In der Erklärung wurde betont, dass die Einstufung eines vielschichtigen Problems als hasserfüllter Extremismus 'die falschen Menschen stigmatisieren und das Risiko einer weiteren Spaltung bergen könnte', und dass die Änderung 'dass dies die Freiheit zur Religionsausübung und zum Protest gefährden könnte. Welby und Cottrell forderten die Regierung auf, ihre Entscheidung zu überdenken und breitere Konsultationen durchzuführen.

Die Geistlichen betonten zudem, dass das Problem der Diskriminierung in den letzten Monaten zugenommen habe. In der Erklärung wurde hervorgehoben, dass sich Muslime und Juden unsicher fühlten, wenn sie auf der Straße unterwegs seien oder zu ihren Arbeitsplätzen oder Gotteshäusern gingen. Die Bischöfe sagten: "Die Menschen fühlen sich nicht sicher" sagten sie.

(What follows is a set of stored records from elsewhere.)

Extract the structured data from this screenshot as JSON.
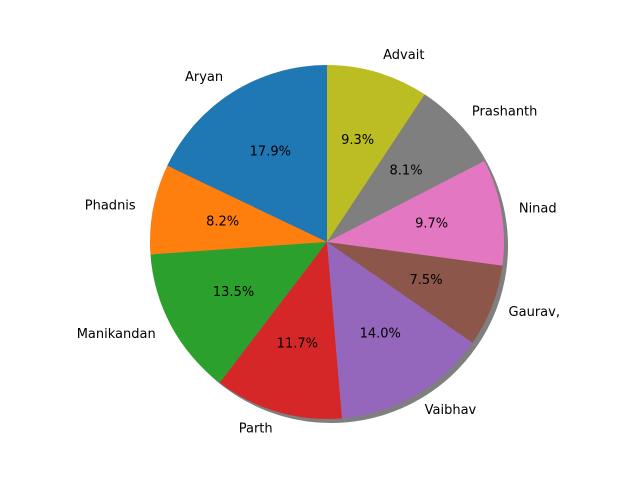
{
  "chart_data": {
    "type": "pie",
    "title": "",
    "shadow": true,
    "start_angle_deg": 90,
    "direction": "counterclockwise",
    "slices": [
      {
        "label": "Aryan",
        "value": 17.9,
        "pct_label": "17.9%",
        "color": "#1f77b4"
      },
      {
        "label": "Phadnis",
        "value": 8.2,
        "pct_label": "8.2%",
        "color": "#ff7f0e"
      },
      {
        "label": "Manikandan",
        "value": 13.5,
        "pct_label": "13.5%",
        "color": "#2ca02c"
      },
      {
        "label": "Parth",
        "value": 11.7,
        "pct_label": "11.7%",
        "color": "#d62728"
      },
      {
        "label": "Vaibhav",
        "value": 14.0,
        "pct_label": "14.0%",
        "color": "#9467bd"
      },
      {
        "label": "Gaurav,",
        "value": 7.5,
        "pct_label": "7.5%",
        "color": "#8c564b"
      },
      {
        "label": "Ninad",
        "value": 9.7,
        "pct_label": "9.7%",
        "color": "#e377c2"
      },
      {
        "label": "Prashanth",
        "value": 8.1,
        "pct_label": "8.1%",
        "color": "#7f7f7f"
      },
      {
        "label": "Advait",
        "value": 9.3,
        "pct_label": "9.3%",
        "color": "#bcbd22"
      }
    ]
  }
}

In ihrer Erklärung äußerten sich die Bischöfe wie folgt:

"Wie unsere Führungskräfte darauf reagieren, ist zu wichtig, um es mit einer neuen Definition von Extremismus abzutun. Wir sind der Ansicht, dass die Einstufung eines vielschichtigen Problems als hasserfüllter Extremismus nicht für Klarheit sorgt oder einen versöhnlichen Ton anschlägt, sondern vielmehr das Risiko birgt, die falschen Personen zu diffamieren und für noch mehr Spaltung zu sorgen. Die vorgeschlagene neue Definition bedroht unbeabsichtigt nicht nur die Meinungsfreiheit, sondern auch das Recht auf Religionsausübung und friedlichen Protest – Errungenschaften, die hart erkämpft wurden und das Gefüge einer zivilisierten Gesellschaft bilden. Noch wichtiger ist, dass sie das Risiko birgt, muslimische Gemeinschaften, die bereits einem zunehmenden Maß an Hass und Missbrauch ausgesetzt sind, unverhältnismäßig stark ins Visier zu nehmen."